В центре пола была нарисована огромная карта мира: двадцать пять футов по диагонали. И хотя краски за все эти годы, потемнели и выцвели, а названия стран и городов, изначально выписанные тонким почерком золотой краской, стерлись под множеством проходящих ног настолько, что остались только отдельные тусклые металлические крупинки, но все еще можно было различить туманные очертания пяти континентов и получить смутное представление о горах, реках и морях.

Взяв Дайони за руку, Родарик подвел ее к той части карты, которую занимал Маунтфалькон и его ближайшие соседи.
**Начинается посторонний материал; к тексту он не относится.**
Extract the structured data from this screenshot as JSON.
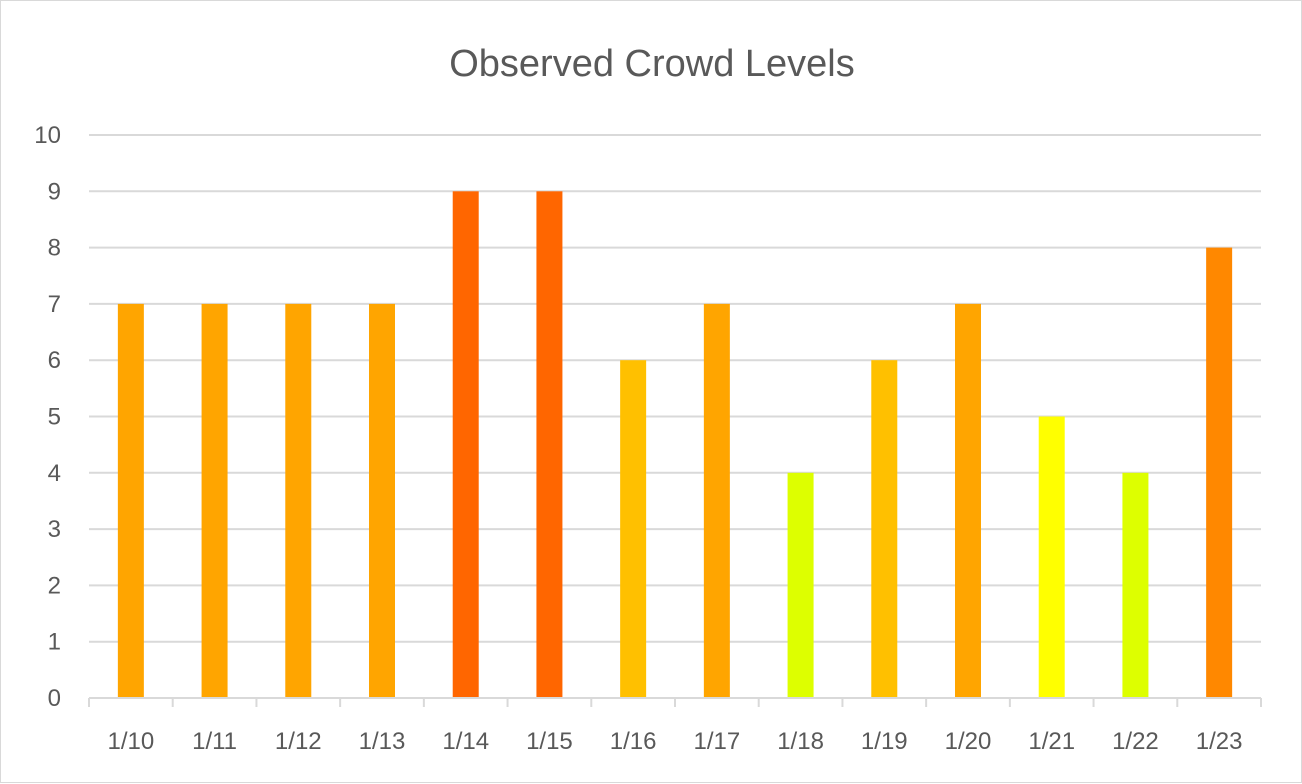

— Горы, о которых я говорил, я должен, наверное, тебе напомнить, граничат с Херндайком, Шенебуа и Монтань-дю-Солей. Если воры, укравшие Машину Хаоса, были не обычными толстопятами, но шпионами какого-то другого правителя и если станет известно, что Сокровище Маунтфалькона у него в руках, люди, живущие в шахтерских городах, могут признать его своим властителем. Кто-то, возможно, пытается расширить границы, кто-то, возможно, пытается создать… империю.

У Вилла мороз пробежал по коже. Посмотрев на Дайони, он увидел, что глаза у нее округлились от ужаса.
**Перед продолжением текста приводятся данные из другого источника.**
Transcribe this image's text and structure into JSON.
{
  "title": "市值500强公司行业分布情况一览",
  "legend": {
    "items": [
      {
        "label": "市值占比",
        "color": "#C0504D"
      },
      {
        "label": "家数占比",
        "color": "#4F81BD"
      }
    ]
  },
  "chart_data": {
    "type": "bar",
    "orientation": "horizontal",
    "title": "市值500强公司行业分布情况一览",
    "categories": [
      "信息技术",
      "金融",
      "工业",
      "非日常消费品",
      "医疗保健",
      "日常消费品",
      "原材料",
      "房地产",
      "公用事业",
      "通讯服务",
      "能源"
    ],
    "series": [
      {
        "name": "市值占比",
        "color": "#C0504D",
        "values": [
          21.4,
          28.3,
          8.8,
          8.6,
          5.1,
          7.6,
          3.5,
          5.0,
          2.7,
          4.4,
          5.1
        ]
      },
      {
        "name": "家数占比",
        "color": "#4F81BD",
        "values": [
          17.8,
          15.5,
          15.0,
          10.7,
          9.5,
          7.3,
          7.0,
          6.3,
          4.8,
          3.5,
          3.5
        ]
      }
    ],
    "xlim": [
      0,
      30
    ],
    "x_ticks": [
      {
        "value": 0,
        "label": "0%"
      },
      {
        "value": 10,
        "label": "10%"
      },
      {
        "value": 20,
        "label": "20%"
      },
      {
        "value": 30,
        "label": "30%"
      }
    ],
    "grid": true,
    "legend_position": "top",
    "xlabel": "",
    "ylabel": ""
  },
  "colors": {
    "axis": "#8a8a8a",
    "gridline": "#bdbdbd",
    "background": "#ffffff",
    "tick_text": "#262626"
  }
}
Вот уже полторы тысячи лет мир существовал в благословенном, но опасном равновесии. Ни одно королевство, герцогство или княжество не имело права оказывать влияние на другое. Альянсы были запрещены; браки между представителями разных правящих домов были невозможны. И все же кошмарные воспоминания об Империи Чародеев, их чудовищные злоупотребления, долгая история угнетения и жестокости — все это еще не стерлось из памяти. Не менее ужасающими были предания о первых годах Правления Людей. На протяжении трех бурных десятилетий войны захлестывали континенты, так как честолюбивые люди — правители сильнейших из вновь созданных государств — прилагали все усилия, чтобы навязать свою волю более слабым соседям. В этом побоище пали бесчисленные жертвы.

Постепенно порядок был восстановлен. Кропотливо создана была новая цивилизация: совершенное общество, находящееся в постоянном восхитительном равновесии. Оно было продумано так, чтобы просуществовать в течение многих тысяч лет. Оно должно было выстоять. Это было общество, построенное не только на официальных законах, оно существовало в умах и в сердцах. Оно учило людей, как надо думать.

И все же страх появления новой империи не отпускал людей, эту тему редко обсуждали в приличном обществе, но не могли совсем выбросить из головы.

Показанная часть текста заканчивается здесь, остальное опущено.